French handball player (born 1998)

Camille Depuiset (born 19 October 1998) is a French handball player for Brest Bretagne Handball and the French national team. She is a world champion from 2023.

In September 2018, she was included by EHF in a list of the twenty best young handballers to watch for the future.

==Career==
Depuiset started her career at Toulon Saint-Cyr Var Handball, where she played until 2019, where she joined Bourg-de-Péage Drôme Handball. In 2022 she joined Metz Handball. Here she won the 2023 and 2024 French championship and French cup.

She has signed a contract to join Brest Bretagne Handball from the 2025-26 season.

===National team===
In 2017 she won the U19 World Championship with the French team.

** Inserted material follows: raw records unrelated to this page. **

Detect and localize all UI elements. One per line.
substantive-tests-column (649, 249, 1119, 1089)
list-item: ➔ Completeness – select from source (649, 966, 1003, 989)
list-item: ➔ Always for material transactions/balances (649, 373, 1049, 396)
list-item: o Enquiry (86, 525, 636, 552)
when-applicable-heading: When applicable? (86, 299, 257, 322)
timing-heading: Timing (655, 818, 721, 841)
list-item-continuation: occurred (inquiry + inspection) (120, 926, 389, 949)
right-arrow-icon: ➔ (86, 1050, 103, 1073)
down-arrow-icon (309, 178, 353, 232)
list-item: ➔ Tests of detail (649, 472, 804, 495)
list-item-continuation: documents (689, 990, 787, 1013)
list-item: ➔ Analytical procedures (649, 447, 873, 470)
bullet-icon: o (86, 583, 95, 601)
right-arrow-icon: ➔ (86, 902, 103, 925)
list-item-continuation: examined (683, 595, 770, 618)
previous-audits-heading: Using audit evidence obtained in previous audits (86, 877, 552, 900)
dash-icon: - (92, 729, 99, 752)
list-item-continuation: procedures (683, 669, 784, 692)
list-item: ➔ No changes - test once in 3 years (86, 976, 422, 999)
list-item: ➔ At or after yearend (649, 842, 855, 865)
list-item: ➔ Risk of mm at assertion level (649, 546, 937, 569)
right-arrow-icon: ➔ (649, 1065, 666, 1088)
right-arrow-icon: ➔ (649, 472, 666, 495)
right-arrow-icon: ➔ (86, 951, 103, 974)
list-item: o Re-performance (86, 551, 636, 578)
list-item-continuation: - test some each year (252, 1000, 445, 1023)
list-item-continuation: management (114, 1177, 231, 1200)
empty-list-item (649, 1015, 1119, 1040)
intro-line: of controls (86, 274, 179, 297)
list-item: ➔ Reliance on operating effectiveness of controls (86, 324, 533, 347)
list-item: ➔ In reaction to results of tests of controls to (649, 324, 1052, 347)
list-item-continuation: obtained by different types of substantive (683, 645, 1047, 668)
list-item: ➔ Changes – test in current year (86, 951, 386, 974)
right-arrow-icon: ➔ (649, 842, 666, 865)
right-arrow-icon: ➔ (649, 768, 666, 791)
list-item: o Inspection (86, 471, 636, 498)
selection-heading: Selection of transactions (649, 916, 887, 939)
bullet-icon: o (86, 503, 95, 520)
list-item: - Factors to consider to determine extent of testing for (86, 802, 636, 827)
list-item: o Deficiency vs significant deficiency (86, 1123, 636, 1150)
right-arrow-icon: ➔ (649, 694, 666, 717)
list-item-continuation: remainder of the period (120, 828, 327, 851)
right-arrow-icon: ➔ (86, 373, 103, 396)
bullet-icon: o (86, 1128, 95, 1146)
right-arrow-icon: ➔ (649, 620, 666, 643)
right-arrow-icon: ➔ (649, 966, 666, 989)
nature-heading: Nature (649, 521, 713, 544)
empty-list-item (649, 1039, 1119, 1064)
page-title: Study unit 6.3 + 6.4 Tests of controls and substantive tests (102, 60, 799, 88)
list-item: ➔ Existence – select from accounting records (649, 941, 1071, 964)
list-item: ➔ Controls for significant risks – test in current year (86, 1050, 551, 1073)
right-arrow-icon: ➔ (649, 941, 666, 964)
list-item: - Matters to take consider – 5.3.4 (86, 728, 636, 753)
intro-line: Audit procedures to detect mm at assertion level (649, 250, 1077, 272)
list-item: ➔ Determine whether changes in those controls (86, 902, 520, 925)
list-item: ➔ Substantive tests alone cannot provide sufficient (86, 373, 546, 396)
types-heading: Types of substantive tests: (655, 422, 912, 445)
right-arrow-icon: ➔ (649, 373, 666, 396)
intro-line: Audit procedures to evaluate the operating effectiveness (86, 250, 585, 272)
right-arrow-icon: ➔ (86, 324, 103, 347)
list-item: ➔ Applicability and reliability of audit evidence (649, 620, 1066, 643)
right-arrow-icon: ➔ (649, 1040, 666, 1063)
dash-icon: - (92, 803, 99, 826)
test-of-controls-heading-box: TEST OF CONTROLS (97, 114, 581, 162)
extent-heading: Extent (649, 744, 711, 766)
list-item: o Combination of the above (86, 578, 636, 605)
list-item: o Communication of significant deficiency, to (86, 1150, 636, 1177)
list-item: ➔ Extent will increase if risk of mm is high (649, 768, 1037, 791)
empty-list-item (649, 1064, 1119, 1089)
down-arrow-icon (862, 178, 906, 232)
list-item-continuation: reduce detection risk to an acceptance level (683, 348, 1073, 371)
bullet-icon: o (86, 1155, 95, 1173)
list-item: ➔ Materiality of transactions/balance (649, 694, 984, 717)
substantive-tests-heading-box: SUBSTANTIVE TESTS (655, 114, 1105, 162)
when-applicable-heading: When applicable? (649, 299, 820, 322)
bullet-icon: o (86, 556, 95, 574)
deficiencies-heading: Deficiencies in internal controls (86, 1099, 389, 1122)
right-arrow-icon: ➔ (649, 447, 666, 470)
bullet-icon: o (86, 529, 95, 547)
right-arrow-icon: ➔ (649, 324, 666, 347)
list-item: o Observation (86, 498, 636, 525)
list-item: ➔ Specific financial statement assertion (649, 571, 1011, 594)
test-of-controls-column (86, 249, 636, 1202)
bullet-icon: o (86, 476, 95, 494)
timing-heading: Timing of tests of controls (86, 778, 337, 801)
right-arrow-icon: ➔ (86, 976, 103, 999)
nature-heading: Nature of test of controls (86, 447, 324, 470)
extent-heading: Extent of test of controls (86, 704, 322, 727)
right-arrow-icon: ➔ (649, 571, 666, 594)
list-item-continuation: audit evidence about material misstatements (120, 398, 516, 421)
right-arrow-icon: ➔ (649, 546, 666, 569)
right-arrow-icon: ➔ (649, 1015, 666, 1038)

In 2022 she participated in the European Championship with the French team. She did however only play a single game.

A year later she won the 2023 World Championship. Once again however, she only played a single game during the tournament.

At the 2025 World Championship she won bronze medals losing to Germany in the semifinal and beating Netherlands in extra time in the third place playoff. She acted mainly as a second choice to Hatadou Sako.